So endigte Vernons Erzählung, die mir wie ein Traum erschien, und ich konnte mich kaum überreden, daß ich seine Tochter wirklich, obwohl weniger schön und gesunkenen Muthes, vor mir sah. Die feurige Lebhaftigkeit, mit der sie allen Unfällen widerstand, hatte sich in eine ruhige und ergebungsvolle, aber unverzagte Entschlossenheit und Standhaftigkeit verwandelt.
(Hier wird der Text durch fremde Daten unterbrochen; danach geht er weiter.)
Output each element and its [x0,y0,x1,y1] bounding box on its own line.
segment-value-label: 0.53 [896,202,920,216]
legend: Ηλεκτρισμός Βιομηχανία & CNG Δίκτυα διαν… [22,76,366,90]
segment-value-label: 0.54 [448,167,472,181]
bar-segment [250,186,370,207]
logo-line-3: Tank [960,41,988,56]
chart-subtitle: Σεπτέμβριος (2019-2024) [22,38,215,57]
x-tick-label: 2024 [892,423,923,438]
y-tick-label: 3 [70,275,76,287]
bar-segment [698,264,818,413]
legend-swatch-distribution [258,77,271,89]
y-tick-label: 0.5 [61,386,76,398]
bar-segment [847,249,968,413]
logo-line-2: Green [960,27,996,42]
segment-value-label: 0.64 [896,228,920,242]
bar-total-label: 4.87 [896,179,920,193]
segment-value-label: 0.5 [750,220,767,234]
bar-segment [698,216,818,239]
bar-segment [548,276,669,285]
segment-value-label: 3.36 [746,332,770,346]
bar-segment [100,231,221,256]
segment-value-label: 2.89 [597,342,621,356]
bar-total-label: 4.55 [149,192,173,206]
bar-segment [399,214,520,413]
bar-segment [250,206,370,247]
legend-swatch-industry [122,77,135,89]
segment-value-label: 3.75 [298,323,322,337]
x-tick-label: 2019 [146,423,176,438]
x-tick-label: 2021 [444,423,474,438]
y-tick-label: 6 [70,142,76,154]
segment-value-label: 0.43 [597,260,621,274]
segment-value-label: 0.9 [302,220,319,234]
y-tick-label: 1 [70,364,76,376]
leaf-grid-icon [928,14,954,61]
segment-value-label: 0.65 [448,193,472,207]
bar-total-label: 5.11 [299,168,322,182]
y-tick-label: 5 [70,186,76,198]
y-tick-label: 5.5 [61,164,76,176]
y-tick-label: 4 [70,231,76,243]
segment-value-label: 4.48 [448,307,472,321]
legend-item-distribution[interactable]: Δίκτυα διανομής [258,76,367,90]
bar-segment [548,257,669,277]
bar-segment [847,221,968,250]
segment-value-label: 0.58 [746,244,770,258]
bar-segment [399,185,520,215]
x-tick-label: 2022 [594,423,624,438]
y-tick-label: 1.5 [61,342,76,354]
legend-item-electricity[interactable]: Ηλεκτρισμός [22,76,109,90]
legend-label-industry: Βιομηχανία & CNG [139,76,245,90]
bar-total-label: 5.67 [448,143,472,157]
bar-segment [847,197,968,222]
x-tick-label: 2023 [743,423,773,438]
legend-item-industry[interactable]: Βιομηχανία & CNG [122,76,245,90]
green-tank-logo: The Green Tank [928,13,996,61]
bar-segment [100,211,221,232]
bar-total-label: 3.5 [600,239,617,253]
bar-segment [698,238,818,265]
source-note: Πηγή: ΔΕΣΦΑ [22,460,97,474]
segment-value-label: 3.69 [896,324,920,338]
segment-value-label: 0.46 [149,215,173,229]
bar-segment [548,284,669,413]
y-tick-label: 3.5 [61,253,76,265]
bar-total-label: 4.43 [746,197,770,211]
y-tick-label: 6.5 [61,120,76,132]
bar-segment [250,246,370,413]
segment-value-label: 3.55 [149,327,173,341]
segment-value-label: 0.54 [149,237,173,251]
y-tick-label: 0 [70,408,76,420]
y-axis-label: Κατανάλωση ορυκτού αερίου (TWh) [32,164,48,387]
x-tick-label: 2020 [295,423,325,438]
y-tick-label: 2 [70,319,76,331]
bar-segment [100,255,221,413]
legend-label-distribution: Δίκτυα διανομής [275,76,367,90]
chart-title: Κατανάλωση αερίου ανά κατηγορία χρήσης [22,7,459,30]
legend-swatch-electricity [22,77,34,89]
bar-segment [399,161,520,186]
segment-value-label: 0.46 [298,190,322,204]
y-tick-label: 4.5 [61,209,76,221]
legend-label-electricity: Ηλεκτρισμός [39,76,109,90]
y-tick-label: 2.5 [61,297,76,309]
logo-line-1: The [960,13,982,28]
Ungeachtet ihr Vater die Wirkung bemerkte, welche ihr Lob auf mich machte, und argwöhnisch darüber war, konnte er doch nicht unterlassen, hinzuzufügen:

»Sie hat Prüfungen erduldet, welche die Geschichte einer Märtyrerin ehren würden; sie hat Gefahren und Tod in verschiedenen Gestalten gesehen, sie hat Beschwerden und Entbehrungen ertragen, vor denen die stärksten Männer zurückbeben würden; sie hat den Tag in Finsterniß, die Nacht mit Wachen zugebracht, und nie einen Laut der Schwäche oder Klage hören lassen. Mit einem Worte, Mr. Osbaldistone, es ist ein würdiges Opfer, das ich Gott als das Köstlichste, was mir übrig geblieben ist, darbringen will.«

Es entstand nach diesen Worten eine Pause, deren traurige Bedeutung ich nur zu gut verstand. Diana's Vater war noch immer besorgt, meine Hoffnungen, mit ihr verbunden zu werden, zu zerstören, wie er bei unserer letzten Zusammenkunft in Schottland gewesen war.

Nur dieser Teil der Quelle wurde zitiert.